Legal Public Duties And Drug Screening

Legal Public duties:

Physicians have a duty to the public to report diseases and injuries that jeopardize public health and welfare. Transmittable or contagious diseases and injuries resulting from knife or gunshot are examples and these must be reported to the appropriate authorities. This is done without the patient's consent because it is required by law. When reporting, it is important to do so properly and according to the laws in the state in which one is employed. Knowledge of which illnesses, injuries, and conditions to report, to whom to report, and the appropriate forms to submit is essential. Copies of all information must be kept for the office or clinic. Some states have laws specific to the release of information relative to mental or psychological treatment, human immunodeficiency virus testing, acquired immunodeficiency syndrome diagnosis and treatment, sexually transmitted diseases, and chemical substance abuse. Local or state health departments can provide lists of diseases and injuries to report and will also provide the appropriate forms.

Drug Screening:

States vary in the laws they have regarding the abuse of alcohol and other drugs. In general, employers are allowed to screen an employee for chemical substances if they believe the employee's work performance is being affected by the abuse. Great controversy surrounds pre-employment and random screening for drugs in the workplace. Some states allow widespread random testing of employees.
It is important that the worker's right to privacy not be violated. A tort of defamation of character could be claimed against an employer if the results of the testing become known to others. Get the patient's written consent when asked to collect a specimen for drug screening. Be certain the laboratory that performs the screening is qualified to perform the test. The possibility of liability is great if the ambulatory care setting does not have specific policies and procedures to employ in regard to specimen collection and testing. It should be carefully documented on the patient's record which medical personnel are responsible for the specimen from the time it was collected until the results are known.

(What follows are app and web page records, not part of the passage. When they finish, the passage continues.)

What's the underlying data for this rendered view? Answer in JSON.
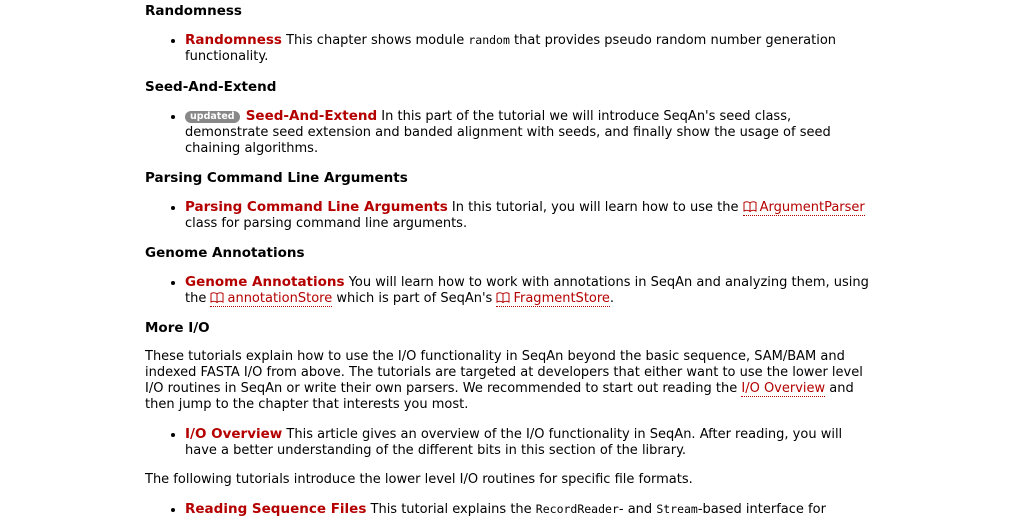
{
  "sections": {
    "randomness": {
      "heading": "Randomness",
      "item_title": "Randomness",
      "desc_pre": "This chapter shows module",
      "code": "random",
      "desc_post": "that provides pseudo random number generation functionality."
    },
    "seed": {
      "heading": "Seed-And-Extend",
      "badge": "updated",
      "item_title": "Seed-And-Extend",
      "desc": "In this part of the tutorial we will introduce SeqAn's seed class, demonstrate seed extension and banded alignment with seeds, and finally show the usage of seed chaining algorithms."
    },
    "parsing": {
      "heading": "Parsing Command Line Arguments",
      "item_title": "Parsing Command Line Arguments",
      "desc_pre": "In this tutorial, you will learn how to use the",
      "doc_link": "ArgumentParser",
      "desc_post": "class for parsing command line arguments."
    },
    "genome": {
      "heading": "Genome Annotations",
      "item_title": "Genome Annotations",
      "desc_pre": "You will learn how to work with annotations in SeqAn and analyzing them, using the",
      "doc_link1": "annotationStore",
      "desc_mid": "which is part of SeqAn's",
      "doc_link2": "FragmentStore",
      "desc_post": "."
    },
    "moreio": {
      "heading": "More I/O",
      "intro_pre": "These tutorials explain how to use the I/O functionality in SeqAn beyond the basic sequence, SAM/BAM and indexed FASTA I/O from above. The tutorials are targeted at developers that either want to use the lower level I/O routines in SeqAn or write their own parsers. We recommended to start out reading the",
      "intro_link": "I/O Overview",
      "intro_post": "and then jump to the chapter that interests you most.",
      "item_title": "I/O Overview",
      "item_desc": "This article gives an overview of the I/O functionality in SeqAn. After reading, you will have a better understanding of the different bits in this section of the library.",
      "following": "The following tutorials introduce the lower level I/O routines for specific file formats.",
      "item2_title": "Reading Sequence Files",
      "item2_pre": "This tutorial explains the",
      "item2_code1": "RecordReader",
      "item2_mid": "- and",
      "item2_code2": "Stream",
      "item2_post": "-based interface for"
    }
  },
  "colors": {
    "link": "#b50000",
    "badge": "#888888"
  },
  "icons": {
    "doc_link": "book-icon"
  }
}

The release of patients' records that pertain to chemical substance abuse is protected by federal laws under the Federal Drug Abuse Prevention, Treatment, and Rehabilitation Act. The law prohibits disclosure of information that identifies the patient as a chemi-cal substance abuser. Also, information about the patient's treatment cannot be divulged without the patient's written consent. The records can, however, be released by order of a subpoena to another health care professional during an emergency situation or if the records are to be used for research and program evaluation.

Changing societal values have contributed to an explosion of lawsuits in medical practice. Patients are more aware than ever of their rights, especially those of confidentiality and the right to privacy, consent, and records ownership. They readily seek redress when they perceive their rights to be violated. A healthy relationship between physicians and patients and between medical assistants and patients, as well as respect for the patient's rights, lowers the potential for the likelihood of a lawsuit. Knowledge of the laws that regulate medical and business practices in your state are necessary in order to be in compliance. Sources of information regarding state and federal laws can be obtained from the state medical society, the physician's liability insurance company, the state medical assistant society, the state attorney general's office, or the public library.